Suit to recover for one hundred and eight hogs, sold and delivered.
Ansivers. 1. Denial. 2. Payment. 8. That the defendant delivered to the plaintiff twenty-five hundred dollars of the bills of the Citizens’ Bank of Gosport, which were of the value of twenty-five hundred dollars, which were current, and receivable at par, as money, in all commercial transactions, and were received by the plaintiff in full, etc. 4. Similar to the third, and in addition, that the plaintiff paid said bills to, etc., and received a valuable consideration therefor; that said persons, etc., afterward brought said bills to the defendant, who received the same, and gave in exchange current funds in full; and that said plaintiff has not suffered any injury, etc.

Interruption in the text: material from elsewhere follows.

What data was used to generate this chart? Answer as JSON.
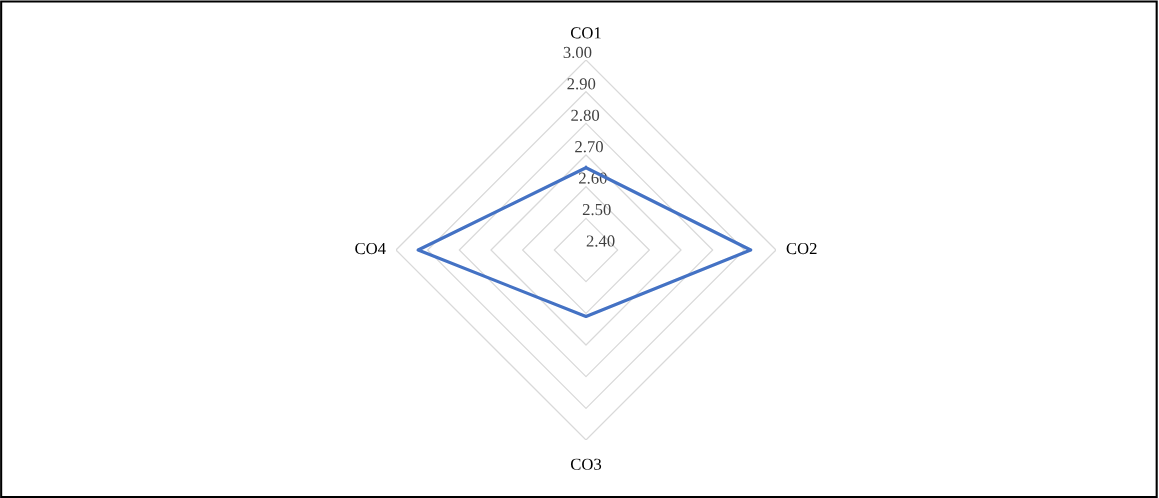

*302Reply. 1. Denial. 2. To third and fourth paragraphs, admits the delivery of the notes on the Citizens'' Bank, but avers that said bank was not organized, etc., but was in violation of the laws and constitution of Indiana; and the notes, etc., were issued in violation, etc., but were in the form and similitude of bank notes, and were intended to be used, etc., as bank notes; that they had no legal value, but were unconstitutional and void, and said payment was, therefore, not valid, etc.
A copy of one of said notes is appended to the reply.
Demurrer to.the reply overruled, which presents the only point made in the briefs of counsel.
It is urged that this case falls within that of Dakin v. Anderson, at the May term, 1862, and should be governed by the same rule of decision.
In its inception, that suit was similar to this, in this, that it was instituted for goods sold, regardless of the kind of paper received for, or upon, the same. But the pleadings, subsequent to - the complaint, showed a different state of facts, and facts upon which it was made to turn here, viz., that the action of the plaintiffs had been such as to preclude or estop them from maintaining said suit.
It was averred, that the defendants, in that case, acted in the premises upon the suggestion or procurement of the plaintiffs. Here, there is no such allegation; but the question arises, Whether the acts of the plaintiff, in paying out said paper, subsequent to the reception of such illegal paper, as averred in the answer, and not denied by the reply, and the acts of the defendant, in receiving or redeeming the same, can be considered as operative to discharge any liability said defendant might have incurred to the plaintiff' by the transaction ?
The reply, having thus failed to take direct issue upon the facts averred in the answer, we think, failed also to set up any other facts which were sufficiently responsive to that *303answer. It may be true, as set forth in said reply, that the paper received by the plaintiff, on account of said sale, was illegal, and its reception did not amount to a discharge of the claim; but the further facts pleaded in the answer, and not responded to, it appears to us, were a sufficient answer to the demand. When it was shown that the paper passed out of the hands of the plaintiff, at its full face, the only reason that could exist, why he was in a position to suffer damage by its original reception, would be upon the principle that he might be liable to those to whom he passed it. It is not necessary for us to decide, whether the plaintiff could maintain his action, because of the possibility of being, at some future period, made to suffer in consequence of this liability, for, in our opinion, either of two reasons may be given, on the state of facts pleaded, clearly demonstrating, that such liability can not arise in the future, in this case. First. The defendant put the paper in circulation by passing it to plaintiff, who passed it to others, and they back to the defendant, for current funds. It may be said, then, that this payment of current funds was so much money expended by the defendant for the use of the plaintiff, in taking up the paper upon which the said liability might arise. Second. The paper having returned into the hands of the person (the defendant) who first put it in circulation, Courts would not favor a multitude of suits, by which it would be returned, or the liability traced, through the plaintiff, to ultimately rest upon the defendant, even if his redemption or reception of the same did not operate as an extinguishment of such possible liability, a question we need not decide.
There was error, therefore, in overruling the demurrer to the reply, which was, as the evidence shows, to the injury of the defendant.
Per Curiam.The judgment is reversed, with costs, and the cause remanded for further proceedings.
J. E. McDonald and A. L. Boache, for the appellant. Thomas A. Hendricks and Samuel H. Buskirk, for the appellee.